Beim Thema Verkehr ging Spaniol auf ein lang diskutiertes Projekt ein: die geplante Umgehung B 423 bei Schwarzenbach. Sie zeigte Verständnis für die Hoffnung vieler Anwohner auf Entlastung, sagte aber auch: „Diese Entlastung wäre so nicht gekommen.“ Mehr Verkehr wäre die Folge gewesen. Stattdessen brauche es Investitionen in den Nahverkehr. Umso deutlicher betonte sie die Bedeutung der Reaktivierung der Bahnstrecke Homburg–Zweibrücken. „Jetzt wird die Bahn fahren“, sagte Spaniol. Das sei eine echte Chance für die Region und auch für den Hauptbahnhof.

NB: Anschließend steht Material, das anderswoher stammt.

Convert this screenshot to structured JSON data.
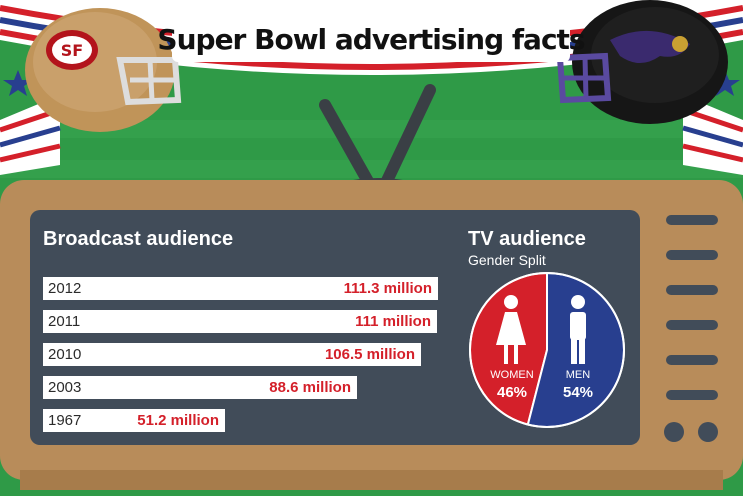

Landesgeschäftsführer Bruno Leiner richtete den Blick stärker auf die Partei selbst. Die Linke erlebe im Saarland wieder Zulauf, viele neue Mitglieder seien hinzugekommen. „Das gibt Rückenwind“, sagte Leiner. Entscheidend sei nun, politische Arbeit wieder enger an konkrete Probleme vor Ort zu binden – in den Ortsräten, in den Stadtteilen, im Alltag.

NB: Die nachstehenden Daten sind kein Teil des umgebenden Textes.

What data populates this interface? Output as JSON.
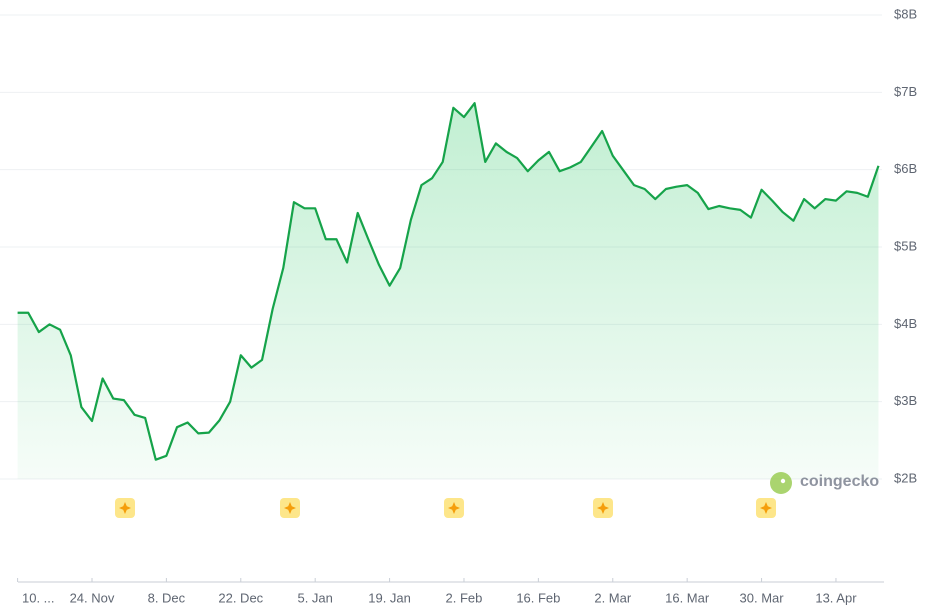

Inhaltlich besonders deutlich wurde der neue Landesvorsitzende Florian Spaniol. Er sprach über steigende Mieten, über fehlende Sozialwohnungen und über eine Entwicklung, die viele Menschen unter Druck setze. „Wohnen darf keine Ware sein“, sagte Spaniol. Der Staat müsse wieder stärker eingreifen. Auch in der Bildungspolitik sehe er strukturelle Defizite. Lehrermangel, sanierungsbedürftige Schulen und steigende Belastungen für Kinder und Jugendliche seien längst Realität. „Schule darf nicht vom Geldbeutel der Eltern abhängen“, sagte er.
Besonders scharf fiel Spaniols Kritik an der Krankenhauspolitik aus. Mit Blick auf das geplante Zentralklinikum sagte er, eine milliardenschwere Investition sei politisch schwer vermittelbar, wenn gleichzeitig kleinere Standorte verschwänden. Statt Konzentration brauche es verlässliche Versorgung in der Fläche. „Gesundheit darf keine Frage von Rendite sein“, sagte Spaniol.
Den politisch eindringlichsten Ton setzte die Sprecherin der Linksjugend Saar Hannah Akgül. Sie sprach über Antisemitismus, rechten Terror und eine spürbare Verrohung der Gesellschaft. „Jüdinnen und Juden fühlen sich nicht sicher – auch im Saarland“, sagte sie und verwies auf Berichte aus der Synagogengemeinde. Der Satz „Nie wieder“ dürfe kein Ritual sein, sondern müsse den Alltag prägen – in Bildung, Politik und Gesellschaft. Akgül forderte, die Instrumente der wehrhaften Demokratie konsequent zu nutzen. Ein AfD-Verbotsantrag sei kein Tabu, sondern eine politische Notwendigkeit.
Gleichzeitig verband sie den Kampf gegen Rechts mit sozialen Fragen. Nicht Migration mache rechte Parteien stark, sagte Akgül, sondern „die reaktionäre Antwort auf Migration“. Soziale Unsicherheit, Konkurrenzdruck und Perspektivlosigkeit seien der Nährboden für autoritäre Entwicklungen. „Der Kampf gegen Rechts muss sich mit dem Wunsch nach einem besseren Leben verbinden“, sagte sie.
Der Neujahrsempfang der Linken Homburg war damit kein Abend für kleine kommunalpolitische Korrekturen. Die Reden griffen weit aus, blieben aber immer wieder bei Homburg stehen – bei Mieten, Schulen, Arbeitsplätzen, Bahnanschlüssen. Große Versprechen wurden nicht gemacht. Dafür wurde deutlich gesagt, wo aus Sicht der Partei Konflikte liegen – und dass man sie nicht vertagen will.